Johnny G Plate akan dimintai keterangan terkait dengan pemeriksaan kasus dugaan korupsi proyek Base Transceiver Station (BTS) 4G BAKTI Kominfo.
Kasus ini sedang diselidiki oleh Penyidik Jaksa Agung Muda Tindak Pidana Khusus (Jampidsus) Kejaksaan Agung (Kejagung).
"Iya, betul hari ini (Menkominfo diperiksa) jam 9," kata Kepala Pusat Penerangan Hukum (Kapuspenkum) Kejagung Ketut Sumedana, Rabu (17/5/2023).
Menteri tersebut telah menjalani pemeriksaan sebanyak dua kali. Nama Johnny G Plate sempat disebut dalam berkas pemeriksaan terkait kasus korupsi penyediaan infrastruktur Base Transceiver Station (BTS) 4G dan infrastruktur kota pendukung paket 1, 2, 3, 4, dan 5 BAKTI Kominfo tahun 2020-2022.
Dalam kasus tersebut, Johnny G Plate diduga meminta setoran sejumlah Rp500 juta per bulan dari proyek penyediaan infrastruktur Base Transceiver Station (BTS) 4G dan infrastruktur kota pendukung paket 1, 2, 3, 4, dan 5 BAKTI Kominfo.
Selain itu, Kejaksaan Agung (Kejagung) juga telah menerima pengembalian uang dari beberapa pihak, termasuk Gregorius Alex Plate (GAP), adik dari Johnny G Plate, sebesar Rp534 juta.
Kemudian, Kejagung juga menerima dana sebesar Rp38,5 miliar dari PT Sansaine Exindo, yang diduga bersumber dari proyek pembangunan dan penyediaan infrastruktur BTS 4G BAKTI Kemenkominfo.
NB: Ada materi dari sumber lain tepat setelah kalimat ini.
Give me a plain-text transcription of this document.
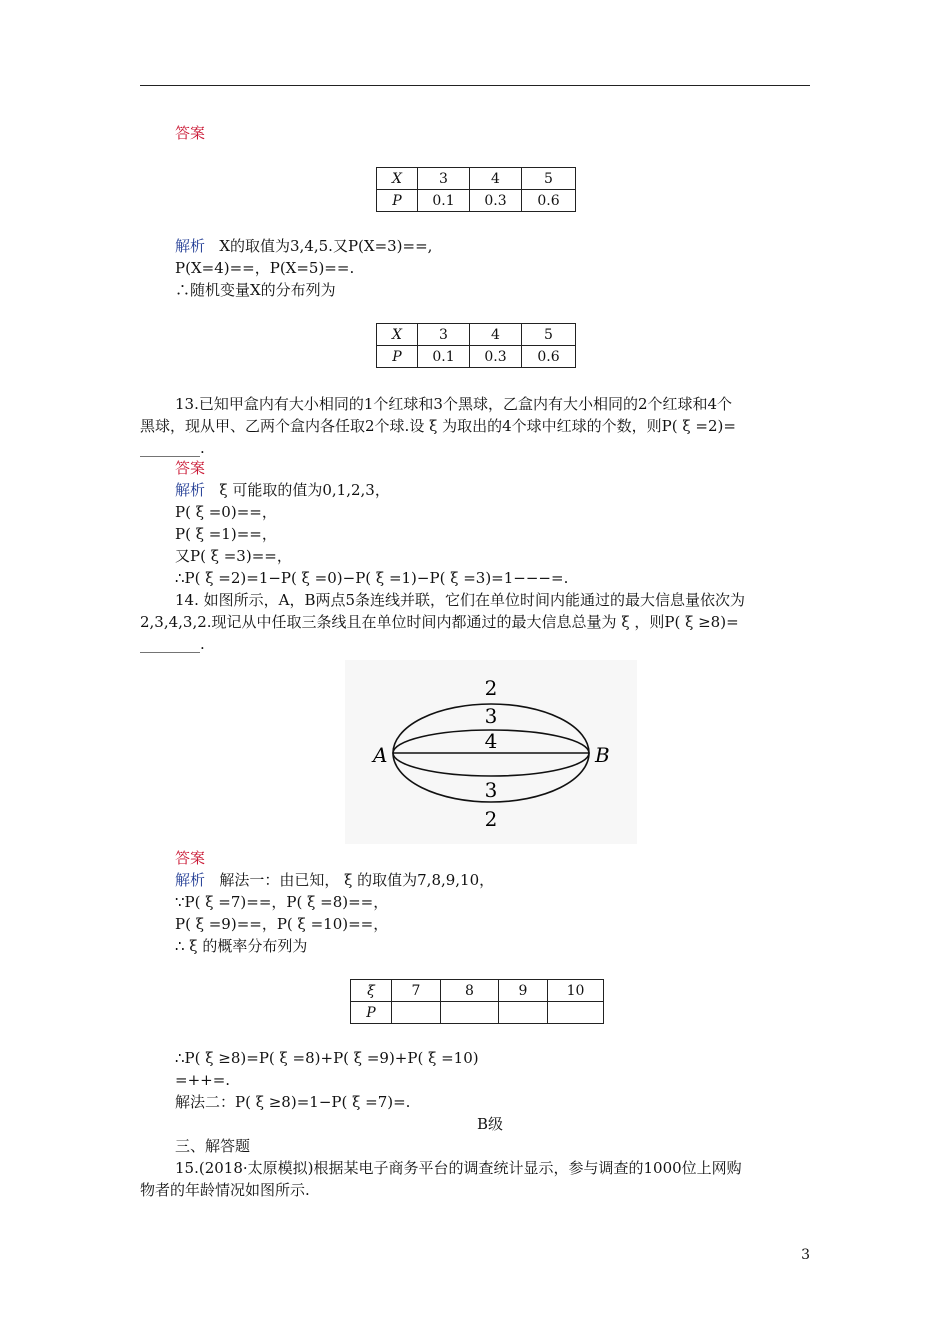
答案
X	3	4	5
P	0.1	0.3	0.6
解析 X的取值为3,4,5.又P(X=3)==,
P(X=4)==，P(X=5)==.
∴随机变量X的分布列为
X	3	4	5
P	0.1	0.3	0.6
13.已知甲盒内有大小相同的1个红球和3个黑球，乙盒内有大小相同的2个红球和4个
黑球，现从甲、乙两个盒内各任取2个球.设 ξ 为取出的4个球中红球的个数，则P( ξ =2)=
________.
答案
解析 ξ 可能取的值为0,1,2,3，
P( ξ =0)==，
P( ξ =1)==，
又P( ξ =3)==，
∴P( ξ =2)=1−P( ξ =0)−P( ξ =1)−P( ξ =3)=1−−−=.
14. 如图所示，A，B两点5条连线并联，它们在单位时间内能通过的最大信息量依次为
2,3,4,3,2.现记从中任取三条线且在单位时间内都通过的最大信息总量为 ξ ，则P( ξ ≥8)=
________.
A	B
2
3
4
3
2
答案
解析 解法一：由已知， ξ 的取值为7,8,9,10，
∵P( ξ =7)==，P( ξ =8)==，
P( ξ =9)==，P( ξ =10)==，
∴ ξ 的概率分布列为
ξ	7	8	9	10
P				
∴P( ξ ≥8)=P( ξ =8)+P( ξ =9)+P( ξ =10)
=++=.
解法二：P( ξ ≥8)=1−P( ξ =7)=.
B级
三、解答题
15.(2018·太原模拟)根据某电子商务平台的调查统计显示，参与调查的1000位上网购
物者的年龄情况如图所示.
3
Dalam kasus tersebut, Badan Pengawasan Keuangan dan Pembangunan (BPKP) telah menyelesaikan perhitungan terkait total kerugian negara yang terkait dengan penyediaan infrastruktur Base Transceiver Station (BTS) 4G dan infrastruktur kota pendukung paket 1, 2, 3, 4, dan 5 BAKTI Kominfo pada tahun 2020-2022.
Hasil perhitungan menunjukkan bahwa nilai total kerugian negara tersebut melebihi Rp8,3 triliun.